L’art suggestif du coupage d’ongles

Après le Roman Porno Reboot de 2016 entrepris par la Nikkatsu, avec cinq films réalisés pour rendre hommage au genre (film tous critiqués ici), une nouvelle vaguelette avait eu lieu en 2022, avec cette fois-ci juste trois films. N’écoutant que mon courage, j’ai décidé de m’y atteler pour vous en faire un retour avec le premier du lot :

When the rain falls

Yuri no Amaoto (Shusuke Kaneko – 2022)

 

Hazuki est une employée dans une société d’édition. Elle a une petite manie ô combien symbolique : elle se coupe les ongles à chaque fois qu’il pleut, manie qui lui fait se souvenir d’une relation homosexuelle qu’elle a eue quand elle était lycéenne. Pour l’heure, elle est amoureuse de Shiori, une élégante supérieure mal mariée avec le directeur de l’entreprise qui lui, la trompe sans vergogne avec une autre employée, Hana. Un soir, Hazuki entreprend de draguer Shiori. Bingo ! Après une nuit au love hotel, c’est le début d’une idylle qui va compliquer le quadrilatère rose amoureux…

Quand j’ai écrit « n’écoutant que mon courage », la formule n’a rien d’ironique, pour le cas où vous imagineriez que je me serais rué sur la pellicule la bave aux lèvres et la braguette fumante. Les roman porno ne sont décidément plus ce qu’ils étaient. S’ils sont effectivement proche de la formule « tournage commando en quelques jours + durée limitée + scène de sexe toutes les dix minutes », ils mettent l’accent dans l’ensemble sur la subjectivité féminine au détriment d’une misogynie toute en raideurs. En soi, je n’ai rien contre, mais il faut se dire que l’on peut parfois se retrouver face à une esthétique érotico-chicos un peu ennuyeuse. C’est le cas ici, avec une histoire et une ambiance qui pourront faire penser d’abord à un drama sentimental, avec un tissu narratif fait d’ambition professionnelle, de mauvais esprit, de jalousie, d’adultère et enfin de tricherie pour parvenir à ses fins. C’est réaliste, très sérieux, très éloigné du chef-d’œuvre (à mon sens) de Shusuke Kaneko, Jeu de famille (1983), satire sociale particulièrement réussie sur une famille japonaise. Après, pourquoi pas ? Mais il manque sans doute à Kaneko un talent particulier pour rendre intéressant cet esprit de sérieux.

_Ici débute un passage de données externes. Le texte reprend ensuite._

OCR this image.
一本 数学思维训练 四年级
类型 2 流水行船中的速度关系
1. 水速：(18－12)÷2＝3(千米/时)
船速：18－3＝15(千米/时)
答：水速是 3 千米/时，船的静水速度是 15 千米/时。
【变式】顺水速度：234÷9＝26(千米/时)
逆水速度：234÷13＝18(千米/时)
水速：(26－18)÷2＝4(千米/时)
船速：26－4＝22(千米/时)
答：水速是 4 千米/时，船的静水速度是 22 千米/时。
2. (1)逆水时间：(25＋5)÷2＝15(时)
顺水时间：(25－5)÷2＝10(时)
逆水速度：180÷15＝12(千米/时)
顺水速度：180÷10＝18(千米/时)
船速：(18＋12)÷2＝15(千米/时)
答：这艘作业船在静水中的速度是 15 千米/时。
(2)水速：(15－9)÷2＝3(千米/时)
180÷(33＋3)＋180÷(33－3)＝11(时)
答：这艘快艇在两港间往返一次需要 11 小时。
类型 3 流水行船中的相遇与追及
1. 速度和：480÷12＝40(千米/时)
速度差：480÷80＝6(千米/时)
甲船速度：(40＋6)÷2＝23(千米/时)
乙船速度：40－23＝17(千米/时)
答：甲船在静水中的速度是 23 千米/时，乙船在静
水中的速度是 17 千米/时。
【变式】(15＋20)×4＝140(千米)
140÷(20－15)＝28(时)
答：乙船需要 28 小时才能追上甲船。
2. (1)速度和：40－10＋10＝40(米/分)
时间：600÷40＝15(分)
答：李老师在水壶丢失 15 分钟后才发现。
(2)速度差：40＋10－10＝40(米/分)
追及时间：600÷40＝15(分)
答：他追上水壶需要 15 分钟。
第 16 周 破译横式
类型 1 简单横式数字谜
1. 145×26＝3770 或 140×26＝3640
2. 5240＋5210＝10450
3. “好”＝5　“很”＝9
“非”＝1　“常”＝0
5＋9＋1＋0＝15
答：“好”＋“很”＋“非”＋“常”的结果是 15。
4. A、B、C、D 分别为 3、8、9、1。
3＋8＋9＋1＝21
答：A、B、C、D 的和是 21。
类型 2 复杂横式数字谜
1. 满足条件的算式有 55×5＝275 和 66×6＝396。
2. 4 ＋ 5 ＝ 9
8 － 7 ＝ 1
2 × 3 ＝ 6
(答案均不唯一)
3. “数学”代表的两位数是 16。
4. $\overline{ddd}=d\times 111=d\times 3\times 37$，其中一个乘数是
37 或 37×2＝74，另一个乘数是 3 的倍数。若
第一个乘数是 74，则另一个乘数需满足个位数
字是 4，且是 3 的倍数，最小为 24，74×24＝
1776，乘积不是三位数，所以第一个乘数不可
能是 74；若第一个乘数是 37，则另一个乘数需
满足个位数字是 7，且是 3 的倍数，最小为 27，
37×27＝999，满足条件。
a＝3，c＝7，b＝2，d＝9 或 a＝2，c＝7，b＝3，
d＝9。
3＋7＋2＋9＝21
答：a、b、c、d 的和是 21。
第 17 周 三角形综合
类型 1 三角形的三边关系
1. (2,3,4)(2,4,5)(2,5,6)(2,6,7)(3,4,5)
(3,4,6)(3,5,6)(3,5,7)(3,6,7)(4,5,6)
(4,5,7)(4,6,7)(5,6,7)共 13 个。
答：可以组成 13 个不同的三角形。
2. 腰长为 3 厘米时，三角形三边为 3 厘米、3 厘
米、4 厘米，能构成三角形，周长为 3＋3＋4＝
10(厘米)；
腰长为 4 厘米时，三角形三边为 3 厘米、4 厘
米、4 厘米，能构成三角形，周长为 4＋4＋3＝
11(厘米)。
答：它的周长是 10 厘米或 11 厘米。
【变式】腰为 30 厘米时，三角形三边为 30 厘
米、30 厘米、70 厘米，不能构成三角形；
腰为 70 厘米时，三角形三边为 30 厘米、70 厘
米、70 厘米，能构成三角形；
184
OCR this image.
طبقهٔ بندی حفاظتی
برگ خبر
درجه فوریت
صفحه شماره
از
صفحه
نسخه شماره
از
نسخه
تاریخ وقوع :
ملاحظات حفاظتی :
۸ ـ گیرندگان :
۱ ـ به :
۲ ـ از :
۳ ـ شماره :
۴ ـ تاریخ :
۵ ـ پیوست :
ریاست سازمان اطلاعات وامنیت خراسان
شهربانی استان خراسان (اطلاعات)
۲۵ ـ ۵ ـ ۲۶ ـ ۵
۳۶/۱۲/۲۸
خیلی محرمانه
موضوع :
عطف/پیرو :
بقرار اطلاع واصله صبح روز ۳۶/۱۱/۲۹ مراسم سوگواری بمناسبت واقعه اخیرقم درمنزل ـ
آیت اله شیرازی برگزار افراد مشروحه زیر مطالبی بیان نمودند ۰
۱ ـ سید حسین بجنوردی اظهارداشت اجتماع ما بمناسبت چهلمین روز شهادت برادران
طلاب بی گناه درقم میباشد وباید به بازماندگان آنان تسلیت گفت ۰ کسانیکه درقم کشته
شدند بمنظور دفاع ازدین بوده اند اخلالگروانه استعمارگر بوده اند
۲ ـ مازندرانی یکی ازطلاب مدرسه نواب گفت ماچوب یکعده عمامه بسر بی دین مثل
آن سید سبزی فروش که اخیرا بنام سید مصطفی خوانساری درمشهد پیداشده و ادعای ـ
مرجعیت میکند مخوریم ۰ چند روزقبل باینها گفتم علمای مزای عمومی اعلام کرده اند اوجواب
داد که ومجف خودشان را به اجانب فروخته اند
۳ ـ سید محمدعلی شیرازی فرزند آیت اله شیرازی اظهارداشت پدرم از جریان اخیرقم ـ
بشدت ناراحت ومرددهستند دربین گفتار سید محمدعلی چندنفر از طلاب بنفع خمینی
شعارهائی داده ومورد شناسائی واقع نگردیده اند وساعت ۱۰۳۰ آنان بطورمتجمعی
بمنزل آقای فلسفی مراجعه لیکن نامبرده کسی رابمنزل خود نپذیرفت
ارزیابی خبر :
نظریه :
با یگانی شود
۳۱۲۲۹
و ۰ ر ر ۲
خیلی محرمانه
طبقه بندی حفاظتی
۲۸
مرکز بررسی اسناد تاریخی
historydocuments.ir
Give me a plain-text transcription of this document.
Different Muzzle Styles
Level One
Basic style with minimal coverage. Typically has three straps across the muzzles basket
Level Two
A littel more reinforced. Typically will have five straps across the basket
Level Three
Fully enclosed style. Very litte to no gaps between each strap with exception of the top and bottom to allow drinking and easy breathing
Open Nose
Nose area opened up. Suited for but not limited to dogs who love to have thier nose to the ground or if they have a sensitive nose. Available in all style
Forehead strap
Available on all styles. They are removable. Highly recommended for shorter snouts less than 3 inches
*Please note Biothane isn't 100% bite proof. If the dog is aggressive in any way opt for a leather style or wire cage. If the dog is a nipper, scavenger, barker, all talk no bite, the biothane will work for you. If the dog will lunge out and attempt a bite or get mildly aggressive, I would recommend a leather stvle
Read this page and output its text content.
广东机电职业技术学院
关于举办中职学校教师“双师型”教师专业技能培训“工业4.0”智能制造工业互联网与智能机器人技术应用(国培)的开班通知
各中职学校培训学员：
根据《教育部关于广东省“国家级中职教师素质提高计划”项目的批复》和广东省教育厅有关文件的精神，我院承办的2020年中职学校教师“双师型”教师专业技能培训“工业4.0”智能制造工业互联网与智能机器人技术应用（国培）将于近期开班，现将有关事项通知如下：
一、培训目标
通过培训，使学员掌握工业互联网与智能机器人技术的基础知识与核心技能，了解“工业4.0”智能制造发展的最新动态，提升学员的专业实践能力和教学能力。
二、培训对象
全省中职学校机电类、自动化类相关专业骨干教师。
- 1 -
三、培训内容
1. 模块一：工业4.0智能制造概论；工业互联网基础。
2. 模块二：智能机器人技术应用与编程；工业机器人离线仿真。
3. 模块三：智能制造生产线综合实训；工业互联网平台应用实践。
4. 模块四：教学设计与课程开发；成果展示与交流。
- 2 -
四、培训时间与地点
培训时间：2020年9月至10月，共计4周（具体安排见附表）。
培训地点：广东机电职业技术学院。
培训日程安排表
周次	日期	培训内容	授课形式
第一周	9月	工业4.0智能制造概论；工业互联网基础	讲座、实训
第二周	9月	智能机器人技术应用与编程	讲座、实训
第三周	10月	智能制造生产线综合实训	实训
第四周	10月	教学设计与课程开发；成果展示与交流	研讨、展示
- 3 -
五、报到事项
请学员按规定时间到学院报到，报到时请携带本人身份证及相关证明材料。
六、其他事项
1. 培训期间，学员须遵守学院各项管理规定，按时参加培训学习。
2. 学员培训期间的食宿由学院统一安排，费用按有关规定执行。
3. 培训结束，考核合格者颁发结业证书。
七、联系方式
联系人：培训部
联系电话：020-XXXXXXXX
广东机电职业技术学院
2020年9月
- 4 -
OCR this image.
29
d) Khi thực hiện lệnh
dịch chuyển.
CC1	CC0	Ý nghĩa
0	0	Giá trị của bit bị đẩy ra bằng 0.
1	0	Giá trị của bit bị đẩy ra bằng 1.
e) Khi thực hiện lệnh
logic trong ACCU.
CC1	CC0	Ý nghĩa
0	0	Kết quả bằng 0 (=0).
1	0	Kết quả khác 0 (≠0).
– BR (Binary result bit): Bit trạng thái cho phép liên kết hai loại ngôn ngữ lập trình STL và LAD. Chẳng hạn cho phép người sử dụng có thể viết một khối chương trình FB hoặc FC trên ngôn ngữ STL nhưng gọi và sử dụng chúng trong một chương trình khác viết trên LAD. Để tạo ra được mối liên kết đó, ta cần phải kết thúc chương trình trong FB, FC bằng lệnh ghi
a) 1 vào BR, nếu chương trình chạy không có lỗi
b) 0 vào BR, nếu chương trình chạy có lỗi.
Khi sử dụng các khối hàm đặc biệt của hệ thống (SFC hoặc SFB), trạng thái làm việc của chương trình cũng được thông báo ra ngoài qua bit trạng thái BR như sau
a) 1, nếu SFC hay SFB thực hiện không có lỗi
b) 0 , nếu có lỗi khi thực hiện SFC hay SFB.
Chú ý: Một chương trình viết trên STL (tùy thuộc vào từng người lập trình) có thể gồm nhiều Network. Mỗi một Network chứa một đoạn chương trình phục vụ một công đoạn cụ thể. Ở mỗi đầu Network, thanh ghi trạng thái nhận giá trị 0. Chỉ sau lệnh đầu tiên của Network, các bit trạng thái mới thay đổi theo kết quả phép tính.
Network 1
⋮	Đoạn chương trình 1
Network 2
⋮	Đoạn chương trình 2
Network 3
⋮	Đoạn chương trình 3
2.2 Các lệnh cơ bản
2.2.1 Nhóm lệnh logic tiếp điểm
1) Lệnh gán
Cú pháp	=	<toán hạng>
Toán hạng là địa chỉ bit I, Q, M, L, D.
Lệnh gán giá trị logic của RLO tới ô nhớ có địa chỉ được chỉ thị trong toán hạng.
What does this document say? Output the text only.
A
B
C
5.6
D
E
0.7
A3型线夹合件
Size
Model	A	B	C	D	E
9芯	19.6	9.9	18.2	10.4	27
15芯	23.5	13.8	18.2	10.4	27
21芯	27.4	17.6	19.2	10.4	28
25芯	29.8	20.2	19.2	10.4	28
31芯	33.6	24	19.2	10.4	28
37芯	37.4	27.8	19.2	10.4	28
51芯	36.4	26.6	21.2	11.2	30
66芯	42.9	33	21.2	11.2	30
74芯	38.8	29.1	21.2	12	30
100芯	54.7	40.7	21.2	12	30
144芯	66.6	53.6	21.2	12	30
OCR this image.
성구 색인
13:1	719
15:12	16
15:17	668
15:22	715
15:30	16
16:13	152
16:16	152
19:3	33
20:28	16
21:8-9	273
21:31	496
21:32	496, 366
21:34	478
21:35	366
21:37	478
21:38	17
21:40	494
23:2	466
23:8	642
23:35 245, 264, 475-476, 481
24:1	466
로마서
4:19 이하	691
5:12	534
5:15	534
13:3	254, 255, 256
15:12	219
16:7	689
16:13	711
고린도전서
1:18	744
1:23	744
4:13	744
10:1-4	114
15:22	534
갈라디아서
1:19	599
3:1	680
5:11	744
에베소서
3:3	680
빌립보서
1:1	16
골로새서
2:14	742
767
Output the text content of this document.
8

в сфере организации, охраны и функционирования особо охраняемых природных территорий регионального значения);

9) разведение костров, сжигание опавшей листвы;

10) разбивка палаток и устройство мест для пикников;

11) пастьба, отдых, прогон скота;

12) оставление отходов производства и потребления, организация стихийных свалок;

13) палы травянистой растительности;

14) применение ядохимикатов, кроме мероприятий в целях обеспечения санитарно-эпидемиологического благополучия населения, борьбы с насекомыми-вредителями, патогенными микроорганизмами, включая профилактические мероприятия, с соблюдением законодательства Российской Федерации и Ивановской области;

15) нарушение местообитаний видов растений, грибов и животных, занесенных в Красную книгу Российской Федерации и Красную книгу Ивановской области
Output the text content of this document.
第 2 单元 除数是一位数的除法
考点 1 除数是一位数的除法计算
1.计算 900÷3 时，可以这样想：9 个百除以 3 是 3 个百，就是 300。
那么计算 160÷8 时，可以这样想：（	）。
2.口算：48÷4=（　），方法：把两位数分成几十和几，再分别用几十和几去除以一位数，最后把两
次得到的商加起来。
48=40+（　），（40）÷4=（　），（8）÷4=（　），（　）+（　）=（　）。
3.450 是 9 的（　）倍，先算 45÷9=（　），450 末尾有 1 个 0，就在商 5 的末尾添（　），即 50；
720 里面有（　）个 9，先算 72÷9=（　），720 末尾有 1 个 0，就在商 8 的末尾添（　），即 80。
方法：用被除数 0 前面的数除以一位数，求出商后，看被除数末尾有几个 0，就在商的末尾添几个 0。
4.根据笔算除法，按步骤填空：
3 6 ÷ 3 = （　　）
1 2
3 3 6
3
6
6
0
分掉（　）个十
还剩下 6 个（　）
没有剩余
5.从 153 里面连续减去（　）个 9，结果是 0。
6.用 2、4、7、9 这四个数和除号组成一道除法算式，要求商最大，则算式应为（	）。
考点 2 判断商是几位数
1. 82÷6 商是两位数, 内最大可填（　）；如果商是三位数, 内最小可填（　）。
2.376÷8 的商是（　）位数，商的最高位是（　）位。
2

Ici, les acteurs ne sont pas en cause. Globalement, le cast est bon, en particulier celui pour le duo Hazuki-Shiori, interprété par Kazumi et Kazuha Komiya qui savent donner corps, si j’ose dire, à la relation lesbienne. De même, Tomu Miyazaki, dans le rôle du porc de service, parvient à nuancer son personnage. Rien que cela fait que le film se situe une coudée au-dessus des standards des films érotiques japonais actuels. Mais précisons : juste au-dessus. Car puisque l’on parle de films érotiques, il faut bien dire ici que l’ingrédient de base est assez pauvre, la faute à un manque cruel d’inspiration de Kaneko qui trouve utile de couvrir chacune des scènes lesbiennes d’un coulis de musique sirupeuse qui en deviendrait presque comique. Après, y a pas à dire : les actrices sont bien belles, à croquer dans les scène saphiques, mais que cela reste gentillet et ennuyeux ! Et pour le coup, on en arrive presque à voir arriver avec soulagement les scènes dans lesquelles l’horrible Sawada débarque pour satisfaire sa libido poisseuse de mâle dégénéré. Ce qui est un comble car Kaneko a fait partie de l’aventure Roman Porno dans ses riches heures, en tant que réalisateur assistant (Le Scandal final : Madame l’aime bien dure (1983), La Coupe rose : aime-moi dur, aime-moi profondément (1983)) que réalisateur, avec notamment la fameuse parodie érotique d’ Ace wo nerae (que j’ai moi-même détourné ici), en 1984. Mais de l’eau a passé sous les ponts depuis, l’auteur s’est assagi et, surtout, a commis de fort vilains films (notamment les Death Note live). Bref, on est loin de Call Boy (2019) de Daisuke Miura qui, en termes de vapeur érotique, avait mis le curseur assez haut (moi, en tout cas, j’avais fini la séance avec un bon 39,4°C).

Rien de déshonorant donc dans ce When the rain falls, mais rien non plus de trépidant. J’attends mieux à ma prochaine cible : Hand, de Daigo Matsui.